I recently purchased a 1969 Ford 2000 to maintain my small farm. To get down to it, the brakes didn't work, I found an article that helped (here, http://www.myfordtractors.com/brakes.shtml) and after removing the rear drum, the brakes were indeed covered in oil.

Is there a bolt I need to remove to let it drain down to that level? I cannot find any sort of dip stick and I'm not sure what the inspection cover for the sump would be. 
I have attached photos in the hopes someone may point out what I'm missing, also a photo of the tractor itself for nostalgia's sake


----------



## Big_T (Dec 1, 2011)

Howdy eXistinZ,

Welcome to the Ford/New Holland Tractor Forum. Congratulations on your "new" Ford 2000!! These are great tractors...You shall see.

Oil on the brakes is due to leaking axle seals.

To check the fluid level in the rear differential/hydraulic reservoir, remove the small SQUARE-HEADED pipe plug behind your right heel (as you are seated on tractor). Do not remove any other screws or bolts - just the square-headed plug. If it's over full let it drain down. The filler port is on top of the rear differential housing (behind your right butt cheek as you are seated on tractor). If fluid doesn't come out of the fluid level check port, add fluid. The drain plug is under the rear differential section. On mine, I have to slide back the drawbar to access it. 

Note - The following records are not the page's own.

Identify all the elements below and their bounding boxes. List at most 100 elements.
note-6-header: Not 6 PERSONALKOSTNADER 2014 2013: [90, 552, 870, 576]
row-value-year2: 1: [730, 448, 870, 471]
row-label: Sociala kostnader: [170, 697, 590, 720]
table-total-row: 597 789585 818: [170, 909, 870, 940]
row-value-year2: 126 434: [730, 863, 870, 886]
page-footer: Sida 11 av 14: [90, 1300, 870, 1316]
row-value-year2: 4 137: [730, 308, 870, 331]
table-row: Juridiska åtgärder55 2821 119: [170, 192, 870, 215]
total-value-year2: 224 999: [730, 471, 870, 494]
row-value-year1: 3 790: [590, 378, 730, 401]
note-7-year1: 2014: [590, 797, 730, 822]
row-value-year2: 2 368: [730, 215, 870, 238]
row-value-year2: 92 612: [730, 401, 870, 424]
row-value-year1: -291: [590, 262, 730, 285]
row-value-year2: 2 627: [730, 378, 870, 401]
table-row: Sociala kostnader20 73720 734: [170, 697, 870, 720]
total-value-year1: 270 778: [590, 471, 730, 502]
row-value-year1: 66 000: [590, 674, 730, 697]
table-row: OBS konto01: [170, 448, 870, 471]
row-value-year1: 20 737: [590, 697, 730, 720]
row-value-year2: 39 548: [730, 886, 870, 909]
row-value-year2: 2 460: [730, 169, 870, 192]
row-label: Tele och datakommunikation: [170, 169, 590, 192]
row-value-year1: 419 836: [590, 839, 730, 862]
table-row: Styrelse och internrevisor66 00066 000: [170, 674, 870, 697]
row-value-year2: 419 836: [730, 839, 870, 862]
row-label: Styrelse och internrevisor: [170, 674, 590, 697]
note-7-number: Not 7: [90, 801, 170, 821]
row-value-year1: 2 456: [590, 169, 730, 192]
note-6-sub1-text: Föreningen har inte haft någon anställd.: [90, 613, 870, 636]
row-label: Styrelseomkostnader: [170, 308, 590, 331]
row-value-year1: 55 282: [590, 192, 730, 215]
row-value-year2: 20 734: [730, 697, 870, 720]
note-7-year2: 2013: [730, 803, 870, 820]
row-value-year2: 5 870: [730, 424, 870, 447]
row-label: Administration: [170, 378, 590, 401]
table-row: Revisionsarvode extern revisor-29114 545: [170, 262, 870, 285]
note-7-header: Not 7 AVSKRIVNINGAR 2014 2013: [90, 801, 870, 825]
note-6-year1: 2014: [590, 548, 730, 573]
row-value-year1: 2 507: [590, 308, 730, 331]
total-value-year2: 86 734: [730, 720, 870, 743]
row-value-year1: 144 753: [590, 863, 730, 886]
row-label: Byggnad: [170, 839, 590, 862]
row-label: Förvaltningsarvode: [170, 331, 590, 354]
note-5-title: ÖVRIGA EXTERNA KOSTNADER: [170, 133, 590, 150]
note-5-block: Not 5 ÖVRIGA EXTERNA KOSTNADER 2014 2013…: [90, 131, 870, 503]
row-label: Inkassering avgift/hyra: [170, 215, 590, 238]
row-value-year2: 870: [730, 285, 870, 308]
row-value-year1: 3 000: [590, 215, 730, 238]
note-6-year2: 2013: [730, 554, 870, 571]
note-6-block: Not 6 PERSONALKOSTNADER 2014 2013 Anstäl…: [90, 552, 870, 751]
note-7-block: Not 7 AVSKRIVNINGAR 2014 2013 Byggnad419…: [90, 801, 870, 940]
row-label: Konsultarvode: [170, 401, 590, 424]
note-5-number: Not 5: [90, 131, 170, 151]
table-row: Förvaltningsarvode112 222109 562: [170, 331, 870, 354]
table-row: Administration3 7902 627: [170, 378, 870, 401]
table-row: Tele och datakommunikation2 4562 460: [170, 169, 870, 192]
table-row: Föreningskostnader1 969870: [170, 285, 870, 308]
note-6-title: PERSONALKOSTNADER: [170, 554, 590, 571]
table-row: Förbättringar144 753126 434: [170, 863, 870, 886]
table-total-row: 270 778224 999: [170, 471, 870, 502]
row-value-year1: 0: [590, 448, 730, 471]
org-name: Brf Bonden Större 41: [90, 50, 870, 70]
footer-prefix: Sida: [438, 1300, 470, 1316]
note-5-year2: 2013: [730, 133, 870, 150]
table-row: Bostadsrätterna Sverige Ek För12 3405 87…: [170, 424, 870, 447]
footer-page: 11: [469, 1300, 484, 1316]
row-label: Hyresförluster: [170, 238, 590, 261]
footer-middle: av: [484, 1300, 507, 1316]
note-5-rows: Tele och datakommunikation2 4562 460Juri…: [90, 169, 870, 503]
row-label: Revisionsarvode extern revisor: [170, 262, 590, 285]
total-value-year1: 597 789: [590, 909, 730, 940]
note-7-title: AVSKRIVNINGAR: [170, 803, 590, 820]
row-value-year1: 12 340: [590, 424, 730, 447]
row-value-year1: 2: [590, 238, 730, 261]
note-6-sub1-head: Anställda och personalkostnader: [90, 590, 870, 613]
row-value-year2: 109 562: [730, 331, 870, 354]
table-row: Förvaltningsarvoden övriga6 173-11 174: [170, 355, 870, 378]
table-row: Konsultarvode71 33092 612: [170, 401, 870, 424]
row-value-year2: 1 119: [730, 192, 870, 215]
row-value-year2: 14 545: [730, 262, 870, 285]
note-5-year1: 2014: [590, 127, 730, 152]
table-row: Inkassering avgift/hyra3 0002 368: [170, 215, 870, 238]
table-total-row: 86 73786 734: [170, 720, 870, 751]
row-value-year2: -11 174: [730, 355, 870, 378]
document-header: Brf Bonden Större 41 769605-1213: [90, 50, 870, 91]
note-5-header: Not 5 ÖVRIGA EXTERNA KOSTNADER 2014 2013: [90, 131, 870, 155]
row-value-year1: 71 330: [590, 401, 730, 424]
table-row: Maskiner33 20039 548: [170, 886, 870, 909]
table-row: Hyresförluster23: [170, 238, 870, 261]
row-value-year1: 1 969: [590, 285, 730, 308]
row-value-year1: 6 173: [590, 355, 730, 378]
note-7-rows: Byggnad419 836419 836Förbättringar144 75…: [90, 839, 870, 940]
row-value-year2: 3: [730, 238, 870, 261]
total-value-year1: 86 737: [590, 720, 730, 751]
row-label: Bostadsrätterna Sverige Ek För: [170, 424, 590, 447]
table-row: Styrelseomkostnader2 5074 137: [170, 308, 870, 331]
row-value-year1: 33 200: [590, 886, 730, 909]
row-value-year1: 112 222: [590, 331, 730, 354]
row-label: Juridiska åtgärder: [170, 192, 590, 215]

The rear end reservoir also serves as your hydraulic reservoir for the hydraulic system. Use Universal Tractor Fluid (UTF) equivalent to Ford/New Holland spec 134D.

Transmission is a separate reservoir. Use UTF (equivalent to 134D) in it as well.

The axle seals are illustrated on the attached parts diagram. See items #19 and #14 or#14A. 

The axle bearings are normally packed in grease, but your's has had oil leaking through diluting the grease. 

To do the job, you probably need an I&T shop manual. Costs about $30-$35.

To learn the basics of operating & maintaining your tractor you also need an Operator's Manual. Costs $20-$30. Ebay usually has a selection.


----------



## eXistinZ (Apr 13, 2014)

Thanks for all of the valuable information Big T. I'll let you know how it goes. I probably won't get to mess with it till next weekend.

Thanks again!


----------



## eXistinZ (Apr 13, 2014)

Well I got the tractor leveled out today and I pulled the plug right behind the right wheel and the oil started pouring. I nearly filled a 5 gallon bucket, someone had WAAY overfilled that baby. Thank you for the directions. 

Unfortunately I was unable to remove the brake drum from the left side. That thing just won't budge. I even took a torch to it. It must just be rusted to all hell.

I'm going to leave the wheel off and keep squirting penetrating oil around the bolts every time I get home from work this week. I may build a brake drum puller tomorrow and work on it again this next weekend.

Got any other ideas?



Big_T said:


> Howdy eXistinZ,
> 
> Welcome to the Ford/New Holland Tractor Forum. Congratulations on your "new" Ford 2000!! These are great tractors...You shall see.
> 
> ...


----------